Jasmine Reynolds and Shante Robinson of Alchemy Collective talk about the roast of the day at CoRo. Photo: Pete Rosos
CoRo’s affiliates import their beans through the Port of Oakland. With larger quantities stored near the port, beans get delivered to each brand’s dedicated space at CoRo. Each comes in to roast about once a week.
“Our weather and our port make this a great importing spot,” Andrews says. “We have access to a huge amount of green coffee beans. We have different sized roasters. If you’re a little company, you start with the little roaster and, as you grow, you can go to the bigger roaster.”
Kiana Cruz from Progeny Coffee smells the roast. Photo: Pete Rosos
The equipment is environmentally friendly. An air scrubber condenses smoke from roasting with water. “We’re one of the first to use the technology for coffee roasting,” says Andrews.
The operation opened its coffee shop about a year ago. Today, nearly every table is occupied by people and devices. The café, with skylights and a splash of 1920s industrial style, was designed by architect Rick Irving, known for his restaurant design. They sell four brands every quarter, rotating between their member roasters.
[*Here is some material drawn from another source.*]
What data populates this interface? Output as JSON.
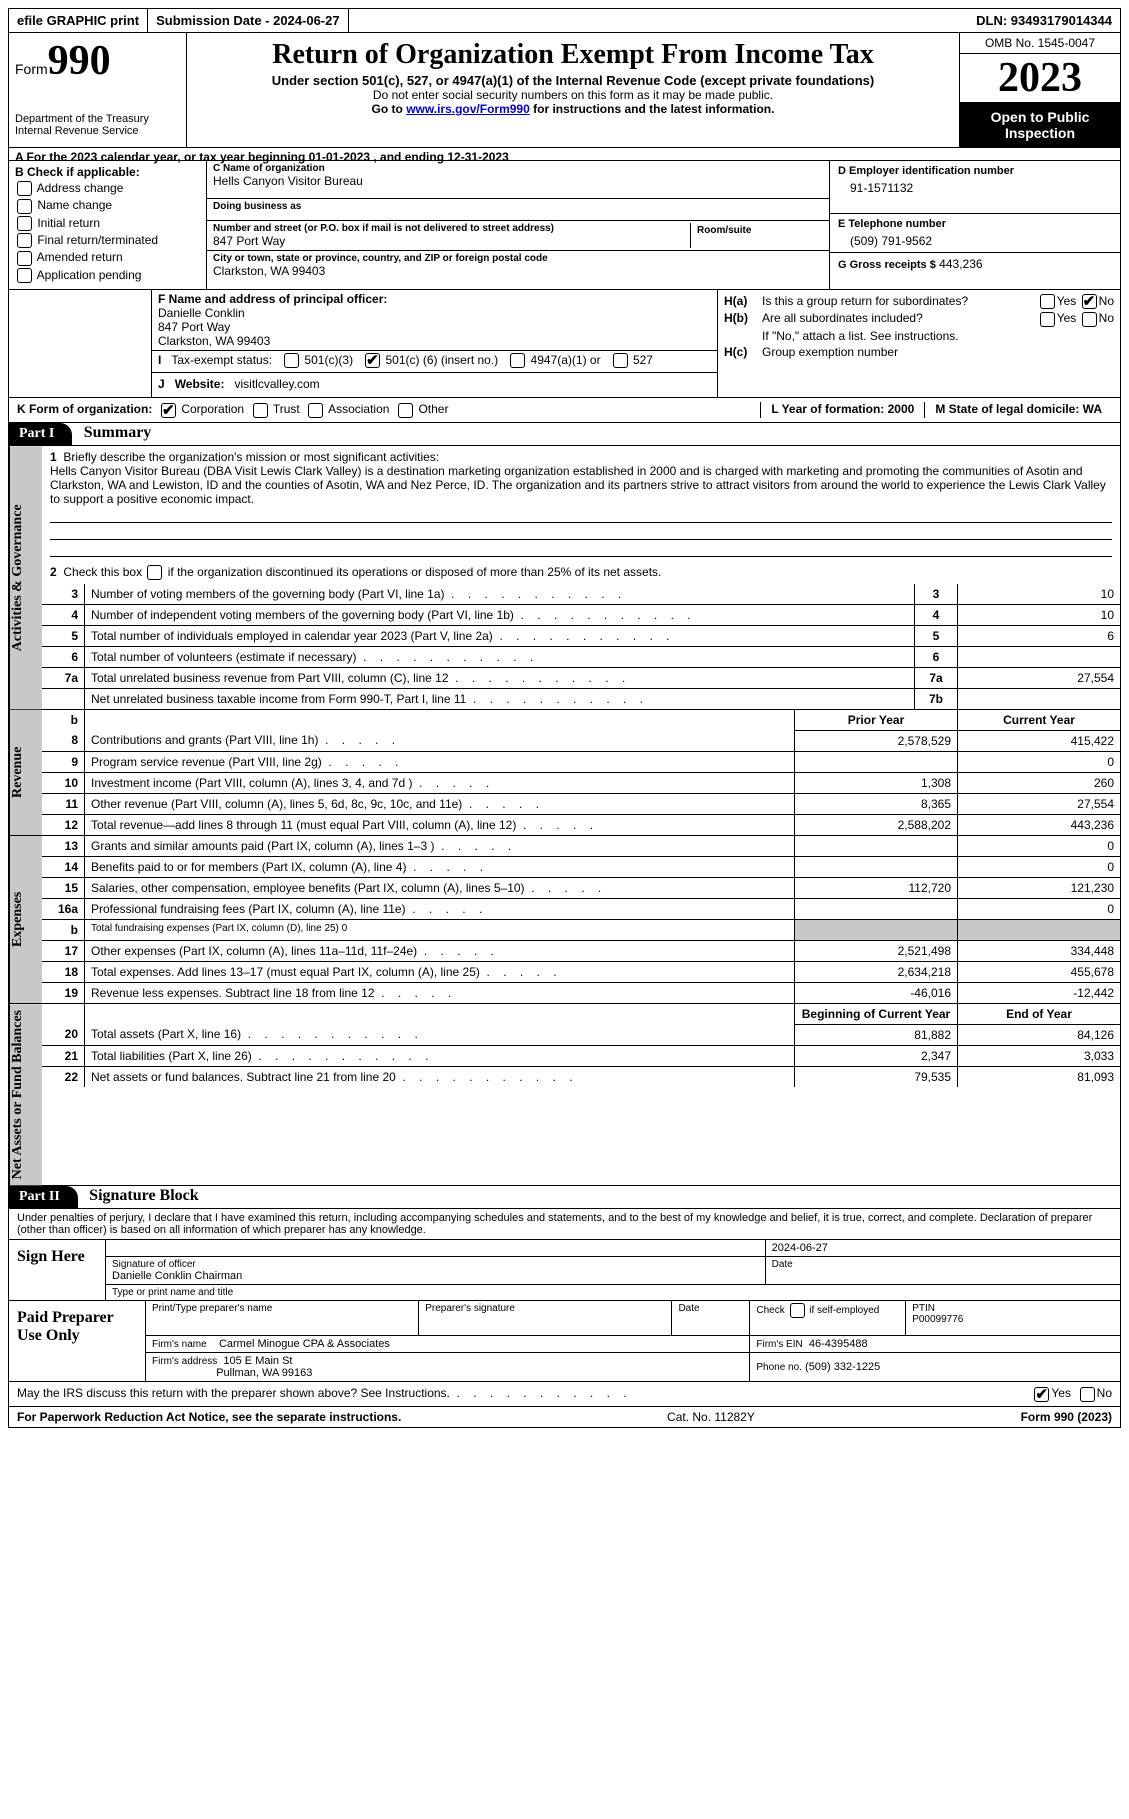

“People seek us out for that,” says Andrews. “They love switching brands and having different choices. It’s super high-quality beans.”
Because coffee is, by nature, an international industry, CoRo has its collective eye on climate change and working conditions in coffee-growing nations. CoRo will host a fundraiser for women coffee producers in Honduras, from 5:30-9 p.m. Oct. 1 at its headquarters, at 2322 Fifth Street in Berkeley. Every dollar raised will be matched with $1.50 from Rotary International, to provide microloans for on-the-ground business training and oversight from local finance professionals, helping give women a voice in their communities. The event will feature drinks, food, games, and music.
With its innovative approach, CoRo is deeply tied into Berkeley’s supportive business networks. Andrews is an active advisor to the Women Entrepreneurs of Berkeley, a group started by Berkeley’s Office of Economic Development (OED) to help local female entrepreneurs connect, learn and lead. The group is now a network within the Berkeley Chamber of Commerce.
CoRo was featured as Berkeley’s 2018 “Manufacturer of the Year” in the Bay Area Urban Manufacturing Initiative’s Manufacturing the Dream campaign, which captures the unique stories of people who work in the Bay Area’s 7,500 manufacturing companies. To celebrate National Manufacturing Day (Oct. 4), OED will host public tours of CoRo roastery and tasting room – among other Berkeley manufacturing facilities – the first week of October.